28 August 2012

On trying

Edit: This post is NOT autobiographical. None of this has happened to me. None.

***

The red must go on top of the yellow. Why? Because it must.

Uncoordinated dainty little hands lifted the red block and tried to place it on top of the yellow one. The red block swayed dangerously on the edge of the yellow block. The dainty hands did not possess the prerequisite motor skills just yet. The block did not fit well in hands that size. Slowly, the red block leaned over. Slowly, it leaned over just a bit more. And sure enough, it fell.

The red must still go on top of the yellow. Why? Because it must.

Up into the air went the red block again. A foot off the ground. It moved irregularly. Never quite directly above the yellow block. The motor skills were just not developed enough. It suddenly fell, hitting the side of the yellow block, taking a discernible chip off it.

The red will have to go on top of the yellow. Why? Because it must.

An uncoordinated frown appeared on the dainty forehead. Concentration flowed into the dainty hands while it lifted the red block for a third time. A little to the right. No, that was too much. Slightly to the left. And drop. The red block landed on top of the yellow one. It stayed.

A dainty smile appeared. Uncoordinated motor movements turned the body to call the mother. A proud moment of achievement.

Just then, the uncoordinated dainty leg knocked the yellow from under the red.

***

The clock showed ten minutes to twelve.

There was only the question on limits left. Three marks.



The mind raced over Chapter 2. It was not any of the questions in the text book. Damn. Limits had been sticky in the mid-terms and the pre-boards as well. First principles, then. Plug zero in for x. The pen raced over the answer sheet.



Except that you cannot divide by zero. That is not defined. He remembered that much. He stared. Would it not be convenient for the denominator to disappear? And the fact that trigonometric functions appeared with the logarithmic function in the same question was not helping things. Logarithmic functions are naughty.

The clock showed five minutes to twelve.

L'Hopital's Rule! If you have an undefined answer, just differentiate both the denominator and the numerator. That must be it.
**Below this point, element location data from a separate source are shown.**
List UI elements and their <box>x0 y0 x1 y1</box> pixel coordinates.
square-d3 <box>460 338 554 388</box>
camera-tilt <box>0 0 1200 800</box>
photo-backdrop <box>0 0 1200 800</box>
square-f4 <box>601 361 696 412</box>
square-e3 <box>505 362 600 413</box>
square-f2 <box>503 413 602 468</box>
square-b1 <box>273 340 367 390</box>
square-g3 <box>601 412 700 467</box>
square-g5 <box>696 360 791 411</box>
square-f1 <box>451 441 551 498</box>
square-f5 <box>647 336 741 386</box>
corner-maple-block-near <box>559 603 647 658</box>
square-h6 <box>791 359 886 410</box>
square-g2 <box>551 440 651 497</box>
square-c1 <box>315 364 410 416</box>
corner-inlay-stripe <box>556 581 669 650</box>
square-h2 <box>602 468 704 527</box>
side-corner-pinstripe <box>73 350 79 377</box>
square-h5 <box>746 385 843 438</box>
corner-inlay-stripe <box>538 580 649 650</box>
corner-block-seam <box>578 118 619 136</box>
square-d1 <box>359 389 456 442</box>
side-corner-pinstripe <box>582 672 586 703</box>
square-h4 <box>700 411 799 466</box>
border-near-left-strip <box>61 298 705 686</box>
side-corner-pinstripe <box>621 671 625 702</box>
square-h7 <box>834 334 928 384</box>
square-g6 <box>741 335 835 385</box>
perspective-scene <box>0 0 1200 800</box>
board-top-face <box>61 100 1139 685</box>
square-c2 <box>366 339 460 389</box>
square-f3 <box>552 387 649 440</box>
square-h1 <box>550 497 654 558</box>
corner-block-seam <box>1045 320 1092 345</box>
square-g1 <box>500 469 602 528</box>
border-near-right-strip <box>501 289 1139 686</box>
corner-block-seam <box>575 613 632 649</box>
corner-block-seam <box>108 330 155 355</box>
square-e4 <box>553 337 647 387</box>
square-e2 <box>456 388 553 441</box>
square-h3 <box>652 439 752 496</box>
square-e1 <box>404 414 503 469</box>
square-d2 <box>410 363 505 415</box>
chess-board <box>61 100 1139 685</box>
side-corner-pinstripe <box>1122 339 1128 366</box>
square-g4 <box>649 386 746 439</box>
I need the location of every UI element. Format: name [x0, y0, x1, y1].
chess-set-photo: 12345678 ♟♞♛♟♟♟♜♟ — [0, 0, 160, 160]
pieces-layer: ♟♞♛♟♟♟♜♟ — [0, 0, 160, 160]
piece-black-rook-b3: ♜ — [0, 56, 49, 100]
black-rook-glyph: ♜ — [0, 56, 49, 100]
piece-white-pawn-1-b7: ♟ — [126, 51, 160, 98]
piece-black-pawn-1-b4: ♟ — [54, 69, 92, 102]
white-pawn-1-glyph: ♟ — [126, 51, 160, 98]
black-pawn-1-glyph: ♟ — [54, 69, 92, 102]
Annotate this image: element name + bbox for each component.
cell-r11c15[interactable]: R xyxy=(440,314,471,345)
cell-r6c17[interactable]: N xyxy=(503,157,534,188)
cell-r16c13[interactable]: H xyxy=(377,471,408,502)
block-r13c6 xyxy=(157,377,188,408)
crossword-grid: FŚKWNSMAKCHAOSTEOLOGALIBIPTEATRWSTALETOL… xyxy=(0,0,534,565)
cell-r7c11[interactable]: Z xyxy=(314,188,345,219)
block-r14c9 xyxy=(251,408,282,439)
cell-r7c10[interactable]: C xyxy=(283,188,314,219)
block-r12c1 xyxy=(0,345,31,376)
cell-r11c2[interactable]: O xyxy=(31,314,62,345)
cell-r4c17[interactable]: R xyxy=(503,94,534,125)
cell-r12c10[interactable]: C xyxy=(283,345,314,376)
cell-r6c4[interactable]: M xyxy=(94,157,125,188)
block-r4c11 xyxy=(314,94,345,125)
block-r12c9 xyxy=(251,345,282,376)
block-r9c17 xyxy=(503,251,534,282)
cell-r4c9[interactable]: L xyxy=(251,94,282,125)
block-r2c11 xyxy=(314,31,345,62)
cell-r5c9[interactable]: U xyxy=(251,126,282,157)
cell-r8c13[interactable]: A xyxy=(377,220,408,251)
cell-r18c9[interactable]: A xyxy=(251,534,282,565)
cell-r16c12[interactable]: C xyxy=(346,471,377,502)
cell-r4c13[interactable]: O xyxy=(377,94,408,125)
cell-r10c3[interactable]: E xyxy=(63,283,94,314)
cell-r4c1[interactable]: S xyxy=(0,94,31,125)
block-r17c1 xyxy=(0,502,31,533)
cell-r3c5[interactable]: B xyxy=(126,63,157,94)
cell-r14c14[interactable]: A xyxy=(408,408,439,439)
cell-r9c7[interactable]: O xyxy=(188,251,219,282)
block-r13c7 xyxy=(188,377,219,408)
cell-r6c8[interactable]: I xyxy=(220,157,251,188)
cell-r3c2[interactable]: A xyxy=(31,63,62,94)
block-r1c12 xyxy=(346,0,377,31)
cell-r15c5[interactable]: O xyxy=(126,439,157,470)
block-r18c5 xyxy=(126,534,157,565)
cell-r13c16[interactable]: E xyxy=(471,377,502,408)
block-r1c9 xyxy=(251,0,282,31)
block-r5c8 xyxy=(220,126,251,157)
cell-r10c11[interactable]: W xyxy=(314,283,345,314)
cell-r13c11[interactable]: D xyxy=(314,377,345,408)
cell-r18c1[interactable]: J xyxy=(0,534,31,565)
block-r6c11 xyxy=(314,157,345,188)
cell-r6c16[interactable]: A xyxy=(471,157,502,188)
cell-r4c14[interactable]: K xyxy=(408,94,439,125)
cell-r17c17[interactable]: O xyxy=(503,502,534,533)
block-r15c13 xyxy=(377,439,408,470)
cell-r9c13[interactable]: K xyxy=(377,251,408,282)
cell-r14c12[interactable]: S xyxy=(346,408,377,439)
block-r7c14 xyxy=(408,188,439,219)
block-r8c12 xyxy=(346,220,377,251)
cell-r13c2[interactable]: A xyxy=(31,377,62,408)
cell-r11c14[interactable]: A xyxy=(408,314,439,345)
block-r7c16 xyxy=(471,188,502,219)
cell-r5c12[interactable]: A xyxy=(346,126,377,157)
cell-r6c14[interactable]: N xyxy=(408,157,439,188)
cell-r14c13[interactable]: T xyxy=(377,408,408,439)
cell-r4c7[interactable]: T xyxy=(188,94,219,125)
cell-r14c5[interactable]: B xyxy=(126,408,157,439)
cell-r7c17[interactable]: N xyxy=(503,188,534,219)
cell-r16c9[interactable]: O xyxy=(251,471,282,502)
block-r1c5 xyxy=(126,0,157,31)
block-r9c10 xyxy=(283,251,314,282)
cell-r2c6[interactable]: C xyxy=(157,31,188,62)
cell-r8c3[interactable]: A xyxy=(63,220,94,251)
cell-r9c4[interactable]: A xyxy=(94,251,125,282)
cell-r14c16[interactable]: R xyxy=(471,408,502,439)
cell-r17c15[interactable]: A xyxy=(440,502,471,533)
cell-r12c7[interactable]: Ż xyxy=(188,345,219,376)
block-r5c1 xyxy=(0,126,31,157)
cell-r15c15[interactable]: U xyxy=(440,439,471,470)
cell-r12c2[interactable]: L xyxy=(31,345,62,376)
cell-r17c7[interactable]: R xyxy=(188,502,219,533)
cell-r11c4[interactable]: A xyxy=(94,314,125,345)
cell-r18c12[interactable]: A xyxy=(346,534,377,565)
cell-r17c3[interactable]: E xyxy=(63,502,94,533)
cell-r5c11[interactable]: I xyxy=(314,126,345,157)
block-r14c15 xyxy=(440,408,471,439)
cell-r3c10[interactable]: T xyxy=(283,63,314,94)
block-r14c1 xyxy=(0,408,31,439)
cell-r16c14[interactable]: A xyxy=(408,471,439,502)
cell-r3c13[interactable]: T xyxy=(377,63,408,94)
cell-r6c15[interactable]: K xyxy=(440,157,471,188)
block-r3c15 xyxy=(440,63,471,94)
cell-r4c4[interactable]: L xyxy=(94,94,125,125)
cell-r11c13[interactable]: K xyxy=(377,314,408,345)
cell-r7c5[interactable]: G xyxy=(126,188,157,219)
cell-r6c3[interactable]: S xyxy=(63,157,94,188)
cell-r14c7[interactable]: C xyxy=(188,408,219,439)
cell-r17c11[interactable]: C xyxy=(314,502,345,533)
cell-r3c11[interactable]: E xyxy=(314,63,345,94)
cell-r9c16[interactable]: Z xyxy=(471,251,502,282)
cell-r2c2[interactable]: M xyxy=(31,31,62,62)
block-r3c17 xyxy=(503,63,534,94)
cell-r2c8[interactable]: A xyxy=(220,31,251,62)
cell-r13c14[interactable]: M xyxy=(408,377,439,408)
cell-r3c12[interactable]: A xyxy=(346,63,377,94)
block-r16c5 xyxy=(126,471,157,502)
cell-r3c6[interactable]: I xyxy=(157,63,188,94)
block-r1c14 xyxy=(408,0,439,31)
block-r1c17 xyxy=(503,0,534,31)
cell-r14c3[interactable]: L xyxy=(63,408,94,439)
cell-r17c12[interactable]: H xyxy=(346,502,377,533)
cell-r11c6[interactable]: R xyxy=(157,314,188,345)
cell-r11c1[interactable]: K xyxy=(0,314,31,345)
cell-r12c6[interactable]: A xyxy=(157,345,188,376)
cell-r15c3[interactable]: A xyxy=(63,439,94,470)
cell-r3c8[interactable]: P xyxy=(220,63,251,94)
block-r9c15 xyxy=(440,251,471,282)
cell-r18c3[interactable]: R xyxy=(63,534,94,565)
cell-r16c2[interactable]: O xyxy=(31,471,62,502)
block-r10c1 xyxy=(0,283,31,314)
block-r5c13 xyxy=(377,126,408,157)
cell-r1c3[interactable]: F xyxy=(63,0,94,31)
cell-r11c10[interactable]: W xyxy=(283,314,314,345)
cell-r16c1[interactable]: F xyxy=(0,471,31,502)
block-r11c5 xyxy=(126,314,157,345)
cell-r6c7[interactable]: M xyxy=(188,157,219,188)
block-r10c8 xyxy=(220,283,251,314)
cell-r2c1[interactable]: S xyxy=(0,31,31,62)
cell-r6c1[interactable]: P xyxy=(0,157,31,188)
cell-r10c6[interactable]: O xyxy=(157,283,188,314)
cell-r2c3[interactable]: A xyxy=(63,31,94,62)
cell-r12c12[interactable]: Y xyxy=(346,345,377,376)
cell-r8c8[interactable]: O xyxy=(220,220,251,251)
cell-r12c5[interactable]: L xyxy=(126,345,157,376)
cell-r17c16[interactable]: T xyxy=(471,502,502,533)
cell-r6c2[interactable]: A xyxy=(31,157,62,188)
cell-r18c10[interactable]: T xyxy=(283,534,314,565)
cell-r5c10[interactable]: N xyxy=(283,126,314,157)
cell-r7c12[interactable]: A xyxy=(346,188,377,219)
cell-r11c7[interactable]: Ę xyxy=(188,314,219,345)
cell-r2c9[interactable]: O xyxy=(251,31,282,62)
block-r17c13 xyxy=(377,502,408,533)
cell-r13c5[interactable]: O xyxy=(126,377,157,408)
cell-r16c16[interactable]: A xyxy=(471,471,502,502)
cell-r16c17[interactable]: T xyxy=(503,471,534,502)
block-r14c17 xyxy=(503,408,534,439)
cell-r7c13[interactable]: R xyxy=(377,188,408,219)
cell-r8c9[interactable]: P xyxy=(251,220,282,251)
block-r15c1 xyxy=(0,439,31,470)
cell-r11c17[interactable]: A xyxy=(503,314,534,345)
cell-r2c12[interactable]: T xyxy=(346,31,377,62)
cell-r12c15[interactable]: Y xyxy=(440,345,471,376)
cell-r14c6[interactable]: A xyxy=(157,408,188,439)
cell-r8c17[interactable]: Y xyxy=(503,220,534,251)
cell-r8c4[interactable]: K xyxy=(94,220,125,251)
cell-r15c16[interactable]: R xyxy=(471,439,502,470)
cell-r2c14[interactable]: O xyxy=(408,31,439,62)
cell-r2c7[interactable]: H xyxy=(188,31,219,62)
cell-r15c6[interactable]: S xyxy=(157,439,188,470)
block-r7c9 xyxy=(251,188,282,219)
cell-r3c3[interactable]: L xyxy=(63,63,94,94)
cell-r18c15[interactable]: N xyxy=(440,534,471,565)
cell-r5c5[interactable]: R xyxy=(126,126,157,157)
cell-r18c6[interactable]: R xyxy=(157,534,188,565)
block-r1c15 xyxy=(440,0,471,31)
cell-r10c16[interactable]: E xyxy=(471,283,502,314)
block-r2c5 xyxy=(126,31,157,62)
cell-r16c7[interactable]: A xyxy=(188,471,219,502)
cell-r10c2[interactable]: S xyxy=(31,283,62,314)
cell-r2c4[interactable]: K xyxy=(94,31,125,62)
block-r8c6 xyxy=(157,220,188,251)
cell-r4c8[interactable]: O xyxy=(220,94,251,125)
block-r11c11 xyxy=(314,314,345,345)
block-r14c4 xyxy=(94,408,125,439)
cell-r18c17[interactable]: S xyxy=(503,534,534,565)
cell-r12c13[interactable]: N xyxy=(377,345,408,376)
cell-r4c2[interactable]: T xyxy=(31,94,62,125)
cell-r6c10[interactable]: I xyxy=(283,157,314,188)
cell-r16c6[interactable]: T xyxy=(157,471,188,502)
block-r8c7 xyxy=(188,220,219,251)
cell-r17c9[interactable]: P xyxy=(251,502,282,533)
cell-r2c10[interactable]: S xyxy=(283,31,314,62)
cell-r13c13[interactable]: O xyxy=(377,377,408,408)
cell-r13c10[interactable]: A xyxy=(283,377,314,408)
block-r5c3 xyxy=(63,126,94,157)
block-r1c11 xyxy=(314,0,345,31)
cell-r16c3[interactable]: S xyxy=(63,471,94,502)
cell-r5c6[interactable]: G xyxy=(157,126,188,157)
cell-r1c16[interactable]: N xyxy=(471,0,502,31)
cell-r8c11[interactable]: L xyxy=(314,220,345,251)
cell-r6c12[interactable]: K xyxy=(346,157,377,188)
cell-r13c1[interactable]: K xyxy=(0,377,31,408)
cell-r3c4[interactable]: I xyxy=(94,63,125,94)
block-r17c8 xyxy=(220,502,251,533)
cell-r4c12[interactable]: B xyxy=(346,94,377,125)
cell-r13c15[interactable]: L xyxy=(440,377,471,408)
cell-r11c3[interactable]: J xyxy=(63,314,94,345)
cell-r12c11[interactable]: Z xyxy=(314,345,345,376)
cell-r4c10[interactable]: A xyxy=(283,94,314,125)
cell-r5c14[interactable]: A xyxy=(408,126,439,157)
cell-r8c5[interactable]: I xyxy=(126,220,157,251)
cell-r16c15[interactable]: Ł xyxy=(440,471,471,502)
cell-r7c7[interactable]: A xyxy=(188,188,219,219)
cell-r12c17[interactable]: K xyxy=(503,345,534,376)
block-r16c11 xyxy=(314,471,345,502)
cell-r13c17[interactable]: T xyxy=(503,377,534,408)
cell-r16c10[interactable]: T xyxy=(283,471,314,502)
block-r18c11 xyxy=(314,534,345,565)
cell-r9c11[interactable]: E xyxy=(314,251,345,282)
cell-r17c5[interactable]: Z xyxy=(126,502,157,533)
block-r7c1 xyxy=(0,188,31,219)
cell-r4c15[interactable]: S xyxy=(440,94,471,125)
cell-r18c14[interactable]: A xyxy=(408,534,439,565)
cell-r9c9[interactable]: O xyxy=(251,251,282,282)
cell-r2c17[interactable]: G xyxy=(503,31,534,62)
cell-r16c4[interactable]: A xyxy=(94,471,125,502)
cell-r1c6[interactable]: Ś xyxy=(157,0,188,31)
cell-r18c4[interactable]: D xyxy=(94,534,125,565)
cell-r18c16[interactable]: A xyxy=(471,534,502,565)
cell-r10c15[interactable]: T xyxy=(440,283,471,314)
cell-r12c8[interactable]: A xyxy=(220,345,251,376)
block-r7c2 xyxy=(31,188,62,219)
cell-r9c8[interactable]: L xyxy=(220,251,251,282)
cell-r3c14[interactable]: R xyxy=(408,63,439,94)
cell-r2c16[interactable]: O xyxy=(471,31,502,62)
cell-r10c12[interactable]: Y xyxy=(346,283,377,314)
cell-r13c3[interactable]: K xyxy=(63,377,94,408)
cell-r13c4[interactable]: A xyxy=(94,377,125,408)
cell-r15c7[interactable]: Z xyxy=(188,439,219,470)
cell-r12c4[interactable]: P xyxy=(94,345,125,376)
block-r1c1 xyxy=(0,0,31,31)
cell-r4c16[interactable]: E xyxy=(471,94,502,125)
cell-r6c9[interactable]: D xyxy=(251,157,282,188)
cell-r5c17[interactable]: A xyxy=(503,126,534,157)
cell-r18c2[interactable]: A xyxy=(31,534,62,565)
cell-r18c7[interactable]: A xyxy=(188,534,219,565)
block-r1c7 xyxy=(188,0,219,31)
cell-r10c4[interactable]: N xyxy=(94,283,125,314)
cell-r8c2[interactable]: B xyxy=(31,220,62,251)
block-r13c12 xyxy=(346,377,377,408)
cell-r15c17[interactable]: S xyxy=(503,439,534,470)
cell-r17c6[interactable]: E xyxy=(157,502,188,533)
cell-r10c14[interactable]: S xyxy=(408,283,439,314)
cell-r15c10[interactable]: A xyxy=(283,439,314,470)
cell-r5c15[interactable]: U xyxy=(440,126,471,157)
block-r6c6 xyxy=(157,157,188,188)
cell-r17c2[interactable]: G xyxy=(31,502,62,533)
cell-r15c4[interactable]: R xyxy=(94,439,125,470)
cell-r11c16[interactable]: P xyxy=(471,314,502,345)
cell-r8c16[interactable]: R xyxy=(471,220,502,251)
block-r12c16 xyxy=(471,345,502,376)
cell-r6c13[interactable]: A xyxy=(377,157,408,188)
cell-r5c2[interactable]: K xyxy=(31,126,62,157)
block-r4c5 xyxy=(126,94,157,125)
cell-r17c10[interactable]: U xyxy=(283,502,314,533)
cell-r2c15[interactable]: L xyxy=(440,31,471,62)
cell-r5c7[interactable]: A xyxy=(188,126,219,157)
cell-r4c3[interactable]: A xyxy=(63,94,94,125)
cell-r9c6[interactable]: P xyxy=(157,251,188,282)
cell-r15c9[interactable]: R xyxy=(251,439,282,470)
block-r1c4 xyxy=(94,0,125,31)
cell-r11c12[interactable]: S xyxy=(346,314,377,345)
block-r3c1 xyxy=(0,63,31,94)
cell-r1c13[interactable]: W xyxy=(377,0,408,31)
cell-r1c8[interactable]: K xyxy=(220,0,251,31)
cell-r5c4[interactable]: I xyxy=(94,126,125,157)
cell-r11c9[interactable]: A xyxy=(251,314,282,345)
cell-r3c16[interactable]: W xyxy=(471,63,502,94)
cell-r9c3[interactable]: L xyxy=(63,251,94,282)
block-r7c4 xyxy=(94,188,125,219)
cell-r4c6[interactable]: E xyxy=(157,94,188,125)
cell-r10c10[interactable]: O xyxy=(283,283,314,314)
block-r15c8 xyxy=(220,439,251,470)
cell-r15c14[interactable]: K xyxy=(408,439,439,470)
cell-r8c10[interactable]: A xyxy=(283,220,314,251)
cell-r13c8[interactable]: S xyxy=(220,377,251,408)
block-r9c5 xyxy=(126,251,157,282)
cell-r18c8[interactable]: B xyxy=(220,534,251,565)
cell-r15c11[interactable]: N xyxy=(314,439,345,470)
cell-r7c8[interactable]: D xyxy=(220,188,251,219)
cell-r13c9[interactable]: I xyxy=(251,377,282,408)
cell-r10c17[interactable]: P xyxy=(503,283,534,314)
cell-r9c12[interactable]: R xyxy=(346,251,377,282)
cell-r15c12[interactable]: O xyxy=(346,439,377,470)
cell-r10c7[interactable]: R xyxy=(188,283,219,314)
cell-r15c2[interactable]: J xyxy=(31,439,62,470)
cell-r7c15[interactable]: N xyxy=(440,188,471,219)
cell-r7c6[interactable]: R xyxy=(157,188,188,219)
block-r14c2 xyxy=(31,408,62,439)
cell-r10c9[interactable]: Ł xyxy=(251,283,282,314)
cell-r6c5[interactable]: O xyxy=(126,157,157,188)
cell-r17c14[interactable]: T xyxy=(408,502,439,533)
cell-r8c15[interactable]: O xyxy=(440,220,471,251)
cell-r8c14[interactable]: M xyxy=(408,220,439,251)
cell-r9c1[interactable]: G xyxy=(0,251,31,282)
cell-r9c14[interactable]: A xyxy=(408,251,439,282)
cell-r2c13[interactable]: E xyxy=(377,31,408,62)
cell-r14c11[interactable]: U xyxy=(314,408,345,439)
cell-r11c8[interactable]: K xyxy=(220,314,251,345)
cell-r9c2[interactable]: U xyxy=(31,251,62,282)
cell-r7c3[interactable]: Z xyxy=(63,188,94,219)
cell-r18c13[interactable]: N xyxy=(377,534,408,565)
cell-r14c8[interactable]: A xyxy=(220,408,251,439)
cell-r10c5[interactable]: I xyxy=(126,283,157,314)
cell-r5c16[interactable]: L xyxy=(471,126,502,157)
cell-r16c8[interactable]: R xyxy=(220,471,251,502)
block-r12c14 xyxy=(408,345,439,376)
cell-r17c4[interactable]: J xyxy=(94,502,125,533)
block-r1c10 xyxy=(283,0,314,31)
Zero denominator again. Panic struck him. Was it even okay to multiply zero by zero? That would be taking nothing and repeating it nothing times. If you took nothing and repeated it one, two, or three times, you would still get nothing. But how can you repeat nothing nothing times? The pen made one smooth line through the entire page. Diagonally from the top left corner to the bottom right. This was clearly useless. L'Hopital had never failed before.

The clock struck twelve.

The invigilator shouted for pens to be put down. A horrible sinking feeling overtook his body. Just then it hit him. L'Hopital had not just said that you should differentiate the numerator and denominator. He also said you could keep doing it as long as the answer was undefined.

He looked at the paper. How he wished he had not crossed it all out. Maybe he could salvage the situation and carry on before the invigilator got to his table.

He started neatly applying whitener over the line. Starting from the top left corner.

One inch down, and the invigilator snatched the paper from under his hands.

***

The cost of capital equals the cost of debt plus the cost of equity.

He looked into the mirror. The River Island suit had become just that bit tight for him. Bits of fat poked out from over the belt. The jacket would cover that though, he thought. The trousers were a different matter though. The fat on the thighs strained the fabric. Sitting down was uncomfortable. He was afraid the front button might come flying off and hit the interviewer in the face. And the inner seams of the trouser were seriously straining. He made a mental note to start hitting the gym. And to buy a new suit in the interim.

Ten firms in Cournot competition are actually pretty close to perfect competition in terms of outcomes.

He sauntered down to Bethnal Green tube station. Past the Tesco metro. He looked in and saw that there was a two for one offer on the Jaffa cakes. He stepped into a puddle. The shine on the right shoe was now ruined. He concentrated on the pavement for the rest of the way. He got to the station. There were severe delays on the Central line. This was going to be tight. The platform was full. He waited.

Collusion among competitors necessarily requires you to repeat games, because effective collusion depends on the threat of a future punishment.

Ten minutes later he jostled for space to get onto the train. He was only going to Holborn for the interview. Ten minutes later, he walked out of Holborn station, jacket all crumpled up and sweat having drenched his shirt from being stuffed into the tube in conditions under which it is illegal to transport cattle. He was five minutes late. He walked up to the receptionist and introduced himself. He was asked to wait in the lobby.

Article 102 of the Treaty on the Functioning of the European Union bans the abuse of a dominant position in any market.

The interviewers came to meet him. They took him to a room. Then they grilled him. The first case study was about two mobile phone manufacturers merging. He handled it well, he thought. Another one about calculating the charges that a regulator should allow a monopoly rail operator. He might have messed up a bit in the cost of capital bit, but hopefully not by much. They talked about his university. Not the best by a long shot. The only reason he went there was rich parents. The interview ended.

Two weeks later he got a letter in the mail. There had been a problem with his application form. The kind of visa he had stated did not match the one in the scanned copy of his passport. He had been disqualified from the application process.